Best Practice: Using Tags in Queries

Tags are particularly important when using queries, especially when operating at scale. Tags tell LogScale where to search for data- think of it as a way for you to bookmark where to check for particular buckets of data. For a bit more context, see CrowdStrike's blog post on the topic.

The more specific the tag, the more optimized the search will be. The efficiency of the query can be measured by looking at the Work: value at the bottom of the query. Work: values are scored in reverse, where lower numbers are better.

Let's look at an example. In the following queries, we're looking for events that map an aid to a ComputerName. These events have multiple tags associated with them, primarily #kind and #event_simpleName. The #kind tag has two values: Primary and Secondary. Almost every Falcon event will be a Primary or Secondary data type. With #kind, we're dealing with extremely large buckets of data. On the other hand, #event_simpleName is extremely specific to certain data types.
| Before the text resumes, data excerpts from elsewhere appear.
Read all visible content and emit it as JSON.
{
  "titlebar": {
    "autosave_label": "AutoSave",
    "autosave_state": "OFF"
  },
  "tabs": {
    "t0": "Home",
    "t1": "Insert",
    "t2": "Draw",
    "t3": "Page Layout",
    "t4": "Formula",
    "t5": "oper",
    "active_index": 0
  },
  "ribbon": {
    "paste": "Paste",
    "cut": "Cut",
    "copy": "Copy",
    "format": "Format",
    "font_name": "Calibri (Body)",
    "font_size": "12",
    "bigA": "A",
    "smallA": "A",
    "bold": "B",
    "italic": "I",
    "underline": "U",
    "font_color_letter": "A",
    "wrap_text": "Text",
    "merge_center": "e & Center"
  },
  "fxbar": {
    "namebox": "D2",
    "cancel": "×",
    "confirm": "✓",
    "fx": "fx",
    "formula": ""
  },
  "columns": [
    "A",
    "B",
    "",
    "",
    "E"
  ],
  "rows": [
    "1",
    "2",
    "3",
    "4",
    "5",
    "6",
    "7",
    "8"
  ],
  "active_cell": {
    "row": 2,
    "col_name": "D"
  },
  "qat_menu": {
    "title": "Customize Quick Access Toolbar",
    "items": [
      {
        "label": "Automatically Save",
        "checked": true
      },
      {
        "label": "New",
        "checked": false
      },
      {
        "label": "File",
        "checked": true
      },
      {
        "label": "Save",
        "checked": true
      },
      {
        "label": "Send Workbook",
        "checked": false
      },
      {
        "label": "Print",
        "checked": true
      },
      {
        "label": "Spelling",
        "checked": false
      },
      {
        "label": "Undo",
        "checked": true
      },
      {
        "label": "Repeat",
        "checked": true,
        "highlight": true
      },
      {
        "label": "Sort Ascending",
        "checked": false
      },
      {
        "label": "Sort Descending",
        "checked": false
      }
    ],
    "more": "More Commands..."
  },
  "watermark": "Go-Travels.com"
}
Using the larger bucket of #kind events:

// This is our tag.
#kind=Secondary
// This is a filter within that tag looking for a specific data type.
| SecondaryEventType=aidmaster
// Group the results by aid and show the last ComputerName value for each.
| groupBy(aid, function=selectLast(ComputerName), limit=max)

The query results? 124,000 work units. Remember- we're digging through extremely large buckets of data with the #kind tag.

Now let's try another version of that query, but instead of using a broad tag like #kind=Secondary, we use much more specific tags to narrow down the results: #event_simpleName=AgentOnline OR #event_simpleName=HostnameChanged.

// Look at these extremely specific event types that have similar data. 
#event_simpleName=AgentOnline OR #event_simpleName=HostnameChanged
// Group the results by aid and show the last ComputerName value for each.
| groupBy(aid, function=selectLast(ComputerName), limit=max)

The result? Only 4K work units, versus the previous 124K work units. That's a 31x reduction in the amount of resources used. This translates to a ton of time savings when you're dealing with extremely large data sets.

Remember, when developing queries:

  1. Always use tags.

  2. The more specific the tag, the more optimized the query will likely be.

  3. Pay attention to the work units at the bottom. Lower is better.